29 anos da Lei de Arbitragem: maturidade jurídica e confiança institucional

A Lei nº 9.307/1996, que instituiu a arbitragem no Brasil, atuou como uma divisora de águas na maneira como os litígios são resolvidos no país, especialmente no ambiente empresarial.

Desde então, a arbitragem deixou de ser apenas uma alternativa ao Judiciário em âmbito internacional e passou a ocupar posição de protagonismo na construção de soluções eficazes, técnicas e seguras no cenário jurídico brasileiro. O percurso de 29 anos é também a história da consolidação de uma cultura jurídica voltada à eficiência e à autonomia da vontade das partes.

A jurisprudência brasileira, em especial a do Superior Tribunal de Justiça, tem desempenhado papel crucial nesse amadurecimento, o que pode ser analisado na forma como o assunto vem sendo tratado pelos órgãos julgadores ao longo dessa história.

Exemplo disso é a consolidação de um dos conceitos mais basilares do instituto: em regra, compete ao próprio juízo arbitral decidir sobre a existência, validade e eficácia da cláusula compromissória, o famoso princípio “kompetenz-kompetenz”.

É evidente que o Judiciário ainda pode intervir em situações excepcionais, como na ausência de requisitos formais nos contratos de adesão, conforme previsto no art. 4º, § 2º, da Lei de Arbitragem, mas esse equilíbrio entre deferência e controle demonstra a sofisticação da abordagem nacional sobre o tema.

O seu desenvolvimento ultrapassa questões de competência como requisito de validade do instituto e também alcançou, ao longo do tempo, discussões práticas envolvendo direito material. Um exemplo relevante a ser notado traduz-se na relação de estatutos sociais e cláusulas arbitrais. Em recente decisão, o Superior Tribunal de Justiça afastou a alegação de que uma cláusula compromissória inserida em estatuto de associação civil representaria um contrato de adesão, reconhecendo, portanto, a legitimidade do processo deliberativo interno da entidade[1].

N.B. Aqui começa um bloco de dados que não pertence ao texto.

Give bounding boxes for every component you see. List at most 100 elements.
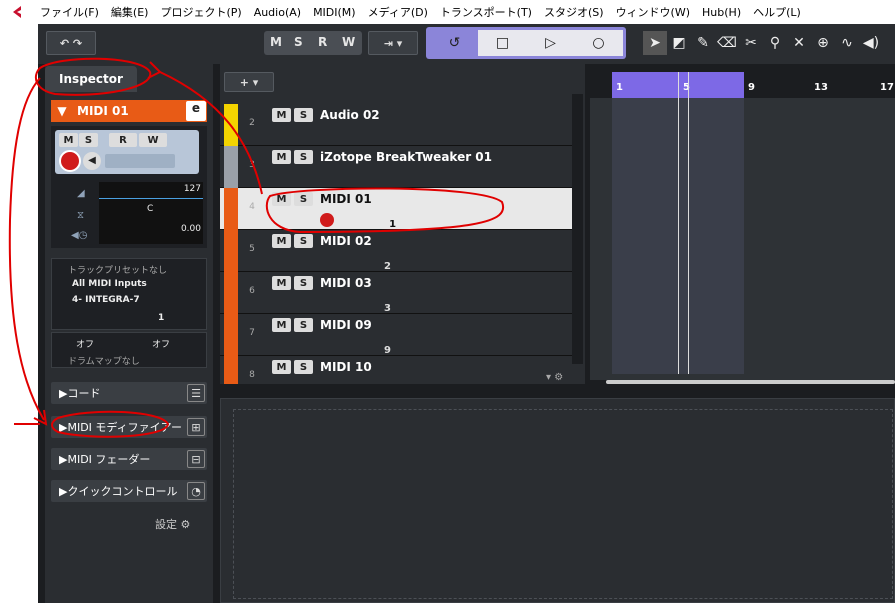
track-state-buttons: M S R W [264,31,362,55]
chord-section-icon[interactable]: ☰ [187,384,205,402]
program-select[interactable]: オフ [152,337,170,350]
speaker-tool-icon[interactable]: ◀) [859,31,883,55]
track-solo-button[interactable]: S [294,192,313,206]
menu-file[interactable]: ファイル(F) [34,4,105,20]
eraser-tool-icon[interactable]: ⌫ [715,31,739,55]
track-mute-button[interactable]: M [272,150,291,164]
track-row[interactable]: 7 M S MIDI 09 9 [220,314,572,356]
track-midi-channel[interactable]: 9 [384,345,391,356]
edit-instrument-icon[interactable]: e [186,101,206,121]
pointer-tool-icon[interactable]: ➤ [643,31,667,55]
track-solo-button[interactable]: S [294,360,313,374]
pencil-tool-icon[interactable]: ✎ [691,31,715,55]
track-name[interactable]: iZotope BreakTweaker 01 [320,150,492,164]
midi-channel[interactable]: 1 [158,313,164,323]
undo-redo-button[interactable]: ↶ ↷ [46,31,96,55]
horizontal-scrollbar[interactable] [606,380,895,384]
input-routing[interactable]: All MIDI Inputs [72,279,147,289]
track-solo-button[interactable]: S [294,108,313,122]
track-midi-channel[interactable]: 3 [384,303,391,314]
track-mute-button[interactable]: M [272,360,291,374]
play-icon[interactable]: ▷ [526,30,575,56]
track-row[interactable]: 3 M S iZotope BreakTweaker 01 [220,146,572,188]
menu-midi[interactable]: MIDI(M) [307,6,362,19]
inspector-panel: Inspector ▼ MIDI 01 e M S R W ◀ 127 C 0.… [45,64,213,603]
toolbar-read-button[interactable]: R [318,35,327,49]
menu-edit[interactable]: 編集(E) [105,4,155,20]
track-name[interactable]: MIDI 09 [320,318,372,332]
track-mute-button[interactable]: M [272,234,291,248]
settings-link[interactable]: 設定 ⚙ [155,516,190,532]
menu-window[interactable]: ウィンドウ(W) [610,4,696,20]
section-chord[interactable]: ▶ コード ☰ [51,382,207,404]
volume-fader[interactable] [99,198,203,199]
glue-tool-icon[interactable]: ⚲ [763,31,787,55]
track-row[interactable]: 2 M S Audio 02 [220,104,572,146]
output-routing[interactable]: 4- INTEGRA-7 [72,295,140,305]
toolbar-mute-button[interactable]: M [270,35,282,49]
track-row[interactable]: 5 M S MIDI 02 2 [220,230,572,272]
section-quick-controls[interactable]: ▶ クイックコントロール ◔ [51,480,207,502]
track-midi-channel[interactable]: 1 [389,219,396,230]
menu-project[interactable]: プロジェクト(P) [154,4,247,20]
section-midi-modifiers[interactable]: ▶ MIDI モディファイアー ⊞ [51,416,207,438]
track-row[interactable]: 6 M S MIDI 03 3 [220,272,572,314]
range-tool-icon[interactable]: ◩ [667,31,691,55]
track-name[interactable]: MIDI 01 [320,192,372,206]
inspector-track-header[interactable]: ▼ MIDI 01 e [51,100,207,122]
record-icon[interactable]: ○ [574,30,623,56]
inspector-solo-button[interactable]: S [79,133,98,147]
record-enable-icon[interactable] [320,213,334,227]
track-name[interactable]: Audio 02 [320,108,380,122]
menu-audio[interactable]: Audio(A) [248,6,307,19]
inspector-mute-button[interactable]: M [59,133,78,147]
track-solo-button[interactable]: S [294,150,313,164]
arrange-area[interactable]: 1 5 9 13 17 [590,72,895,384]
cycle-icon[interactable]: ↺ [430,30,479,56]
track-name[interactable]: MIDI 02 [320,234,372,248]
bank-select[interactable]: オフ [76,337,94,350]
inspector-read-button[interactable]: R [109,133,137,147]
track-row-selected[interactable]: 4 M S MIDI 01 1 [220,188,572,230]
menu-hub[interactable]: Hub(H) [696,6,747,19]
record-enable-icon[interactable] [59,150,81,172]
track-mute-button[interactable]: M [272,108,291,122]
menu-studio[interactable]: スタジオ(S) [538,4,610,20]
menu-media[interactable]: メディア(D) [362,4,434,20]
midi-fader-icon[interactable]: ⊟ [187,450,205,468]
track-mute-button[interactable]: M [272,318,291,332]
preset-label[interactable]: トラックプリセットなし [68,263,167,276]
track-row[interactable]: 8 M S MIDI 10 [220,356,572,384]
midi-modifiers-icon[interactable]: ⊞ [187,418,205,436]
track-list-settings-icon[interactable]: ▾ ⚙ [546,372,563,383]
add-track-button[interactable]: + ▾ [224,72,274,92]
monitor-icon[interactable]: ◀ [83,152,101,170]
section-midi-fader[interactable]: ▶ MIDI フェーダー ⊟ [51,448,207,470]
toolbar-solo-button[interactable]: S [294,35,303,49]
track-solo-button[interactable]: S [294,276,313,290]
zoom-tool-icon[interactable]: ⊕ [811,31,835,55]
stop-icon[interactable]: □ [478,30,527,56]
toolbar-write-button[interactable]: W [342,35,355,49]
quick-controls-icon[interactable]: ◔ [187,482,205,500]
inspector-write-button[interactable]: W [139,133,167,147]
track-mute-button[interactable]: M [272,192,291,206]
menu-help[interactable]: ヘルプ(L) [747,4,807,20]
track-name[interactable]: MIDI 03 [320,276,372,290]
track-name[interactable]: MIDI 10 [320,360,372,374]
track-solo-button[interactable]: S [294,234,313,248]
inspector-tab[interactable]: Inspector [45,66,137,92]
ruler[interactable]: 1 5 9 13 17 [590,72,895,98]
track-list-scrollbar[interactable] [572,94,583,364]
inspector-track-name: MIDI 01 [77,104,129,118]
track-midi-channel[interactable]: 2 [384,261,391,272]
line-tool-icon[interactable]: ∿ [835,31,859,55]
drummap-select[interactable]: ドラムマップなし [68,354,140,367]
mute-tool-icon[interactable]: ✕ [787,31,811,55]
menu-transport[interactable]: トランスポート(T) [434,4,538,20]
track-mute-button[interactable]: M [272,276,291,290]
scissors-tool-icon[interactable]: ✂ [739,31,763,55]
collapse-icon[interactable]: ▼ [51,104,73,118]
snap-mode-button[interactable]: ⇥ ▾ [368,31,418,55]
track-solo-button[interactable]: S [294,318,313,332]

Ainda neste tema, o Superior Tribunal de Justiça tem reafirmado a necessidade de respeito aos contornos contratuais definidos pelas partes, que constituem  o alicerce para uma arbitragem em todo o mundo. Em litígios que extrapolem esses limites — como demandas societárias que não envolvem matérias interna corporis —, a competência da arbitragem pode ser afastada[2]. A análise cuidadosa da natureza da demanda e da amplitude da cláusula é exemplo da aplicação criteriosa do instituto e revela sua maturidade no cenário jurídico nacional.

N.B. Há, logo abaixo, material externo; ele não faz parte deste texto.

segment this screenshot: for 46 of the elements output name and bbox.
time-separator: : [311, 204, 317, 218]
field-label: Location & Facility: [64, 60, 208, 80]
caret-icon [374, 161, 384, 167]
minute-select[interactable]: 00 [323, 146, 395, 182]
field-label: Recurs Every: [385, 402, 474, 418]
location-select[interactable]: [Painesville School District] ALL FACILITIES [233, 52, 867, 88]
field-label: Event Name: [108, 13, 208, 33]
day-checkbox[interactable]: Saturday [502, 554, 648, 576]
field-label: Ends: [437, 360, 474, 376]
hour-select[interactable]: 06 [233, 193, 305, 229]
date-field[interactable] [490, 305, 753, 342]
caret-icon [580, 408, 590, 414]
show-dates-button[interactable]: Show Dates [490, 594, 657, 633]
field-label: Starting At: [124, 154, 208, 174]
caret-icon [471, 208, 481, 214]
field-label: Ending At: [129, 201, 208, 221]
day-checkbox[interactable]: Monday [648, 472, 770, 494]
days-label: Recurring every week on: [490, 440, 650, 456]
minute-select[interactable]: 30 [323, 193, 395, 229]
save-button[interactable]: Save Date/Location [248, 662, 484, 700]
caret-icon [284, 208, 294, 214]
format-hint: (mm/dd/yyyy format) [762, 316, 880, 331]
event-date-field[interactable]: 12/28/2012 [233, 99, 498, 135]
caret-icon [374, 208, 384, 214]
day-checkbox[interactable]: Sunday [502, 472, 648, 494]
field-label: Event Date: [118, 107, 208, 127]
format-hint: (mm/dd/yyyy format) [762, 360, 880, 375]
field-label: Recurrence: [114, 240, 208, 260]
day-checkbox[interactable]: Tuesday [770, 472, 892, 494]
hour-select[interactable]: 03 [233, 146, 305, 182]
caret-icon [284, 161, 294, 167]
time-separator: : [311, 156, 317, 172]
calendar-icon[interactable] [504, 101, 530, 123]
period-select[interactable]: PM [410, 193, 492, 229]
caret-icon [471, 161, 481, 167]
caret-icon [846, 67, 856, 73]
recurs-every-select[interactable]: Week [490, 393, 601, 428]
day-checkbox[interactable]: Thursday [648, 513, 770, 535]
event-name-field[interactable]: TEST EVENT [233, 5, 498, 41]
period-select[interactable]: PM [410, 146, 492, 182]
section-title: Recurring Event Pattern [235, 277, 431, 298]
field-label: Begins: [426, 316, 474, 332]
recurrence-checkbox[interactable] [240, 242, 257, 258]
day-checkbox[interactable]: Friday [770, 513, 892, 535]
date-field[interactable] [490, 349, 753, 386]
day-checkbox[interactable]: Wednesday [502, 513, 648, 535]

Já no cenário internacional, as decisões recentes da Corte Especial do Superior Tribunal de Justiça refletem uma postura pró-arbitragem na homologação de sentenças arbitrais estrangeiras. A jurisprudência tem se consolidado no sentido de que a exigência de trânsito em julgado da sentença estrangeira foi substituída pela verificação de sua eficácia no país de origem, conceito também aplicado em sentenças arbitrais. A Corte também tem reafirmado a validade da eleição de leis estrangeiras pelas partes e a aceitação de documentos por meio de apostilamento, em conformidade com tratados internacionais.

A conjugação entre legislação moderna, precedentes qualificados e práticas institucionais sólidas torna a arbitragem brasileira um modelo respeitado e funcional. As câmaras arbitrais se adaptaram à nova realidade econômica com procedimentos céleres, como a arbitragem expedita, e à revolução tecnológica, com o debate ético e jurídico sobre o uso da inteligência artificial no processo decisório.

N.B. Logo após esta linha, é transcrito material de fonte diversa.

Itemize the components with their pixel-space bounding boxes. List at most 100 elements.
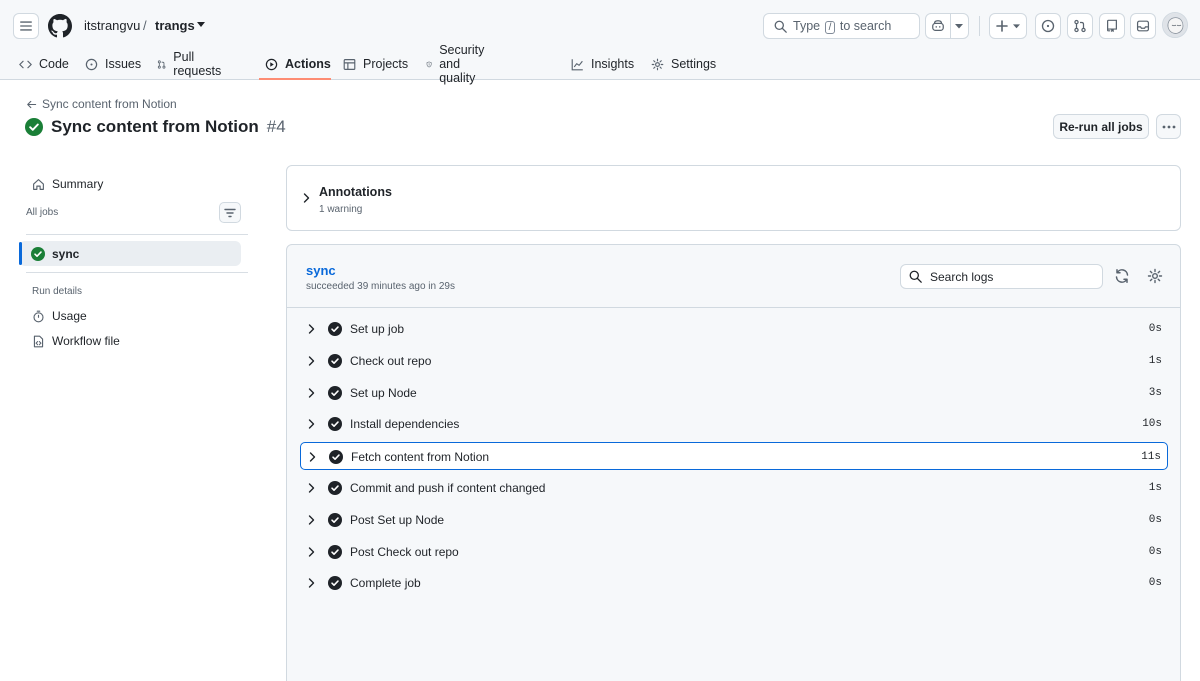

Com quase três décadas de vigência, a Lei de Arbitragem não apenas sobreviveu às incertezas de sua origem, como se consolidou como ferramenta indispensável à segurança jurídica, à autonomia contratual e à modernização da justiça brasileira.

 

 


[1] REsp n. 2.166.582/SC, relatora Ministra Nancy Andrighi, Terceira Turma, julgado em 13/5/2025, DJEN de 19/5/2025

[2] AgInt no REsp n. 1.817.602/AL, relator Ministro Raul Araújo, Quarta Turma, julgado em 26/11/2024, DJEN de 27/6/2025.